PHWE offers support for co-production based on an approach that is proven to work. Over the past year they have developed a shared approach to the selection and management of public contributors, helping to co-produce the work in their partners’ organisations. Guidance for managing volunteer payments, codes of conduct and sample role descriptions are all freely available on their website.

PHWE now has a team of nine, located with their various partner organisations, as well as centrally in Whitefriars. This sharing of experience and expertise is already demonstrating the benefits of the initiative.
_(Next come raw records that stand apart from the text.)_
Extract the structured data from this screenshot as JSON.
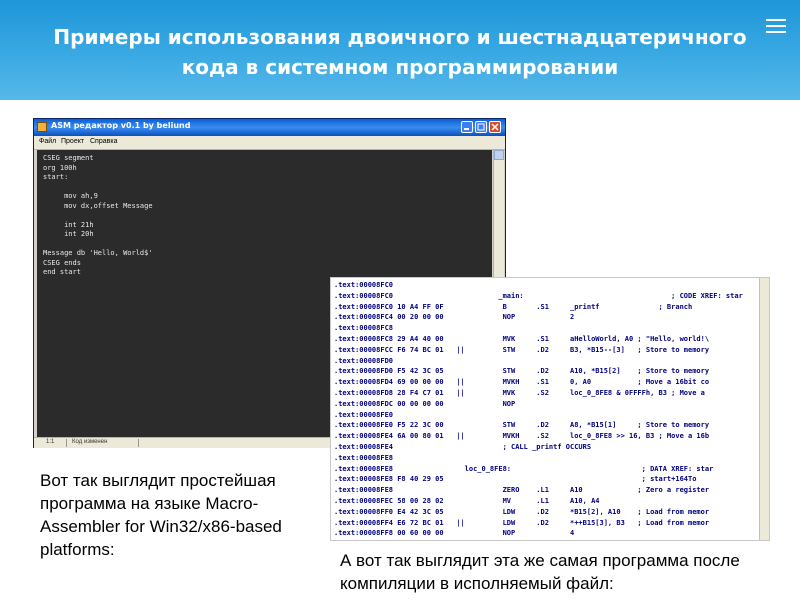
{
  "slide": {
    "title": "Примеры использования двоичного и шестнадцатеричного кода в системном программировании",
    "caption_left": "Вот так выглядит простейшая программа на языке Macro-Assembler for Win32/x86-based platforms:",
    "caption_right": "А вот так выглядит эта же самая программа после компиляции в исполняемый файл:",
    "header_color": "#2ea3e0"
  },
  "editor": {
    "title": "ASM редактор v0.1 by beliund",
    "menu": [
      "Файл",
      "Проект",
      "Справка"
    ],
    "code_lines": [
      "CSEG segment",
      "org 100h",
      "start:",
      "",
      "     mov ah,9",
      "     mov dx,offset Message",
      "",
      "     int 21h",
      "     int 20h",
      "",
      "Message db 'Hello, World$'",
      "CSEG ends",
      "end start"
    ],
    "status_position": "1:1",
    "status_text": "Код изменен",
    "code_bg": "#2b2b2b"
  },
  "listing": {
    "lines": [
      ".text:00008FC0",
      ".text:00008FC0                         _main:                                   ; CODE XREF: star",
      ".text:00008FC0 10 A4 FF 0F              B       .S1     _printf              ; Branch",
      ".text:00008FC4 00 20 00 00              NOP             2",
      ".text:00008FC8",
      ".text:00008FC8 29 A4 40 00              MVK     .S1     aHelloWorld, A0 ; \"Hello, world!\\",
      ".text:00008FCC F6 74 BC 01   ||         STW     .D2     B3, *B15--[3]   ; Store to memory",
      ".text:00008FD0",
      ".text:00008FD0 F5 42 3C 05              STW     .D2     A10, *B15[2]    ; Store to memory",
      ".text:00008FD4 69 00 00 00   ||         MVKH    .S1     0, A0           ; Move a 16bit co",
      ".text:00008FD8 28 F4 C7 01   ||         MVK     .S2     loc_0_8FE8 & 0FFFFh, B3 ; Move a",
      ".text:00008FDC 00 00 00 00              NOP",
      ".text:00008FE0",
      ".text:00008FE0 F5 22 3C 00              STW     .D2     A8, *B15[1]     ; Store to memory",
      ".text:00008FE4 6A 00 80 01   ||         MVKH    .S2     loc_0_8FE8 >> 16, B3 ; Move a 16b",
      ".text:00008FE4                          ; CALL _printf OCCURS",
      ".text:00008FE8",
      ".text:00008FE8                 loc_0_8FE8:                               ; DATA XREF: star",
      ".text:00008FE8 F8 40 29 05                                               ; start+164To",
      ".text:00008FE8                          ZERO    .L1     A10             ; Zero a register",
      ".text:00008FEC 58 00 28 02              MV      .L1     A10, A4",
      ".text:00008FF0 E4 42 3C 05              LDW     .D2     *B15[2], A10    ; Load from memor",
      ".text:00008FF4 E6 72 BC 01   ||         LDW     .D2     *++B15[3], B3   ; Load from memor",
      ".text:00008FF8 00 60 00 00              NOP             4"
    ],
    "text_color": "#000080"
  }
}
For example, many of the Health Integration Teams (HITs) are at the early stages of involving public contributors in their work. They are able to build on the networks, experience and resources outlined above to put this in place without having to re-invent the wheel.

The training course ‘Building Research Partners’, which PHWE had already started to run, is also one of the CRN’s national objectives.

For the West of England AHSN, it was involvement by team members in their ‘Design Together, Live Better’ ideas generation workshops that led to the suggestion for a portable bidet for people with disabilities, which is now at design prototype stage.

PHWE is able to offer access to the views of children and young people though the BHP-funded Young People’s Facilitator. Because of the support of BHP, PHWE is able to continue to support the Young People’s Action Group that meets at the Bristol Children’s Hospital and was set up by the CRN.

PHWE recently held a review of current working and governance arrangements of partners. This confirmed the current approach to drawing up a shared work programme. Plans for next year include carrying out an evaluation of PHWE so that they can ascertain the sustainability of this model and its viability for replication elsewhere.